We also allow your team to log arbitrary metadata on the version, which is very useful if you want to make training data distribution charts to display in the UI or log a confusion matrix based on a golden set of data.
The Reproduce page exists as an insurance policy in case a model ever needs to be handed off quickly between team members or reproduced in a hurry; all the pertinent information is available in one centralized place.
The Integrate page has all the information an engineer needs to quickly integrate this model into existing applications and data processing pipelines. Streamlining this process helps get the model version into production faster.
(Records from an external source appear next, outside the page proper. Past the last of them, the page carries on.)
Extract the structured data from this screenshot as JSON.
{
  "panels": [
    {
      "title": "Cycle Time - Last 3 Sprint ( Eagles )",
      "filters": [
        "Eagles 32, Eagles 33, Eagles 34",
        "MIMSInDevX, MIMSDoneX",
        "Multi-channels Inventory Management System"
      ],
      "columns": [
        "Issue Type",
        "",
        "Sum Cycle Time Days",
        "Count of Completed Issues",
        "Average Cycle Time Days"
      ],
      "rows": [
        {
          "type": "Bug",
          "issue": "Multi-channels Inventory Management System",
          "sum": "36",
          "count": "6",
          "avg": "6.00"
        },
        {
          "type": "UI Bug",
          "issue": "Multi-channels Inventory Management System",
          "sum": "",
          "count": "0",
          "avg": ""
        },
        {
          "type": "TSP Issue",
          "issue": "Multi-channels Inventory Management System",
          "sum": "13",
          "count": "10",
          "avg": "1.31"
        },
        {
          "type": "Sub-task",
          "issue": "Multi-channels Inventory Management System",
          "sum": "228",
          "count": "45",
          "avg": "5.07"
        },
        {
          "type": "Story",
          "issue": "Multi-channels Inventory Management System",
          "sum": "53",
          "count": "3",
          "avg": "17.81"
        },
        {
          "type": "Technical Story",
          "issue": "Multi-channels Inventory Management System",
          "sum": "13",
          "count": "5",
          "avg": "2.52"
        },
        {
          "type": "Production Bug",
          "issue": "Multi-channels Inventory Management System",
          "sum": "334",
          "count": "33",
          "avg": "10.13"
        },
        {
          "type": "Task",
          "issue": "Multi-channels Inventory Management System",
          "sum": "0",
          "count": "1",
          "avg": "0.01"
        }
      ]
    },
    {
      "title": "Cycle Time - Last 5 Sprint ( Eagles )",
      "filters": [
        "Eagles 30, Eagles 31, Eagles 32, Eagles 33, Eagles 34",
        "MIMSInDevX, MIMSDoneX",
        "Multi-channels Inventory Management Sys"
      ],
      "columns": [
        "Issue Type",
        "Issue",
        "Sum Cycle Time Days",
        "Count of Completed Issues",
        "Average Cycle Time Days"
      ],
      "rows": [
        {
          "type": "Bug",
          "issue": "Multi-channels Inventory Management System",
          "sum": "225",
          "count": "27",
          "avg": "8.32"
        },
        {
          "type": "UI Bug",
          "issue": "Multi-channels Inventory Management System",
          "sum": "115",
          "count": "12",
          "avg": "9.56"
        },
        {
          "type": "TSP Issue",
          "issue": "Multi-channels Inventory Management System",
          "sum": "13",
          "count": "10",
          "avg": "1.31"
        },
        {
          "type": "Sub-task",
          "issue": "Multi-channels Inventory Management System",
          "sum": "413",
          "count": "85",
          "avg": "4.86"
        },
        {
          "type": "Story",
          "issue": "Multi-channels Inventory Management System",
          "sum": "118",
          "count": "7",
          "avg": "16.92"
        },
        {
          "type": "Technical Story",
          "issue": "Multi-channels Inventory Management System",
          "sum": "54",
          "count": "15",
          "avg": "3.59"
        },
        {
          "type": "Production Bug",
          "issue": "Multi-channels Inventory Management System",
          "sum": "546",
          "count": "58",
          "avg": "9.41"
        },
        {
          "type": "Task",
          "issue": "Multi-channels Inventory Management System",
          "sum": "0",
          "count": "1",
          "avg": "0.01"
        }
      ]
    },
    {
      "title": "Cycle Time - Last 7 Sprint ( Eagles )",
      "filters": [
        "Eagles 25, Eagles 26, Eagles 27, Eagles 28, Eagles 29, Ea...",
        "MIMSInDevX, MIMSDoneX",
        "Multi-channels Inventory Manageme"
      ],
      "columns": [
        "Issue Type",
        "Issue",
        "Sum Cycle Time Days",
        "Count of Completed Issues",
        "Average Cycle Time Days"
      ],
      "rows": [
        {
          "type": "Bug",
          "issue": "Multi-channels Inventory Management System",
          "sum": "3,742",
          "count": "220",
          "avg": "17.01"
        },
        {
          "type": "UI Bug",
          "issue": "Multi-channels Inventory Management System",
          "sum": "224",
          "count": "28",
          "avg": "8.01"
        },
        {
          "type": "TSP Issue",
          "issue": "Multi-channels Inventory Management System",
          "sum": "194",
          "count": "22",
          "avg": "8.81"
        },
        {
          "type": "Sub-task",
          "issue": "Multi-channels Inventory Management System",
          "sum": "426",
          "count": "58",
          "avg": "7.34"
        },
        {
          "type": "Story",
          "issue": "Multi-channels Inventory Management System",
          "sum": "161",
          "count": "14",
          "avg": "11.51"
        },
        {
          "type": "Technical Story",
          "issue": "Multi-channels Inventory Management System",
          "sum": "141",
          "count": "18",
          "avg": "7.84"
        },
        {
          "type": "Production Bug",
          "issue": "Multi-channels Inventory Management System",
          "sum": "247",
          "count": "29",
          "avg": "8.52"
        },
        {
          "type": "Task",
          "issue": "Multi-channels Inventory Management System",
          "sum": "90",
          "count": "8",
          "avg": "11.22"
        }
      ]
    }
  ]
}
Artifacts for the model are organized and downloadable. The version’s API is documented, with an easy-to-read widget that shows the input and output with space for adding descriptions of the input and output data. The API contract is also shown as JSON, which is easy to download for testing a model’s endpoints or integration.
On Model Promotion
Once the model is ready to advance to production (or staging, or dev), you can promote the version stage and get peer review to confirm it’s ready for release. Whoever requests the promotion can leave a note for their peer (just like a pull request) to get the model stage updated.
The Summary tab for the version will show any promotion requests with comments, and users with the required permissions can approve or reject the promotion of this version. A brief changelog and description are available for the version so you can track what’s different about this version compared to the previous one(s). The most recent deployment and monitored entity will be linked right from the Summary page, so if you’re looking to test the endpoint auto-scaling or monitor the already-deployed model, you can quickly skip to the right pages and avoid having to dig through the model documentation.
Model Catalog includes quite a number of features, based in part on my own familiarity with the pain of being a product manager chasing a team of data scientists to beg/nag them to fill in a Google doc with basic data about our models. That’s why we made it easy for data scientists to dump the information everyone needs into Catalog via Verta’s Python client and the Jupyter notebooks they know and love. The consumers of that information (engineers, DevOps, product managers, risk managers) can easily find what they need without having to shoulder tap some of the scarcest resources in the company — and the data scientists get to focus on what they do best, creating great data science.